India may not be as expensive a market for healthcare as USA is, but the difference in quality between government-provided and private-sector medical care can be quite stark, especially for serious ailments. In such a scenario, it is not surprising that almost every other day we hear a sad story about a person who suffered dire consequences as his or her family could not scrape together the money to pay the hospital for his treatment, or at least not in a timely manner. More rare, but just as heart-breaking, are the stories of families brought to financial ruin due to the cost of an expensive treatment.
So we must accept that health insurance, even in India, is as big a priority as anywhere else. But which policy should one choose? After all, at last count, there are 22 companies offering Health Insurance in India.
We recommend checking on the below points before finalising the policy you buy, and which company you buy it from (and surprise surprise, the amount of premium is not #1)
Not all Health insurance policies are created equal. Some cover accidents, some do not. Some cover non-essential but medically-advisable surgery, others do not. Some exclude terminal illnesses like cancer, others do not. Look through the fine-print very carefully before signing on the dotted line.
Unlike most of the other points here, this will NOT be in the fine print of the policy itself. The settlement ratio refers to the amount paid out by the company against the claims made. This is very important as being covered is no use if the company you are covered by has a track record of not paying out on claims made to it. Some companies have a history of rejecting claims for frivolous reasons, so it is very important that you narrow your options down to those that have among the highest settlement ratios.
An interesting fact that most people do not realise is that the type of room you opt for in a hospital has a cascading effect on all the charges you pay over there. But your eligibility for insurance coverage is defined in your policy – if the room you opt for is of a higher standard than your policy says, you will have to shell out the difference not just of the room rent, but everything else. So ensure you go for a policy as per your requirements here as well.
Riders are like an ‘add-on’ coverage that adds to the benefits available on your policy (for an increase in premium). See if the policy you are looking at offers such riders, for example, additional payments for attendants who may be required after the patient is discharged, adding coverage for maternity hospitalisation and so on.
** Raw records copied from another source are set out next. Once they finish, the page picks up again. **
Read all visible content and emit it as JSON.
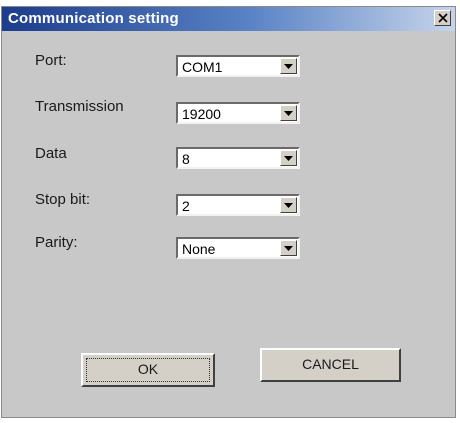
{
  "window": {
    "title": "Communication setting",
    "close_label": "×"
  },
  "fields": [
    {
      "label": "Port:",
      "value": "COM1"
    },
    {
      "label": "Transmission",
      "value": "19200"
    },
    {
      "label": "Data",
      "value": "8"
    },
    {
      "label": "Stop bit:",
      "value": "2"
    },
    {
      "label": "Parity:",
      "value": "None"
    }
  ],
  "buttons": {
    "ok_label": "OK",
    "cancel_label": "CANCEL"
  },
  "colors": {
    "titlebar_start": "#1c3c8c",
    "titlebar_end": "#c6d4ea",
    "dialog_bg": "#c8c8c8"
  },
  "icons": {
    "close": "close-icon",
    "dropdown": "chevron-down-icon"
  }
}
If you are recently married, or wish to cover your parents, you may want to explore these riders.
Explore the relative costs and benefits of opting for a family-coverage policy. Sometimes that can be more cost-effective than opting for separate policies for each individual family member. But here, again, it is important to look at who exactly is covered. Some policies cover only spouse and children, others do include parents, and the age of each insured person make a big difference as well.
Once you have narrowed down a good Insurance firm, only then should you start looking at the premium. Obviously, nobody wants to overpay, so if you have narrowed down multiple options based on all the five criteria given above, pick the one with the lowest premium!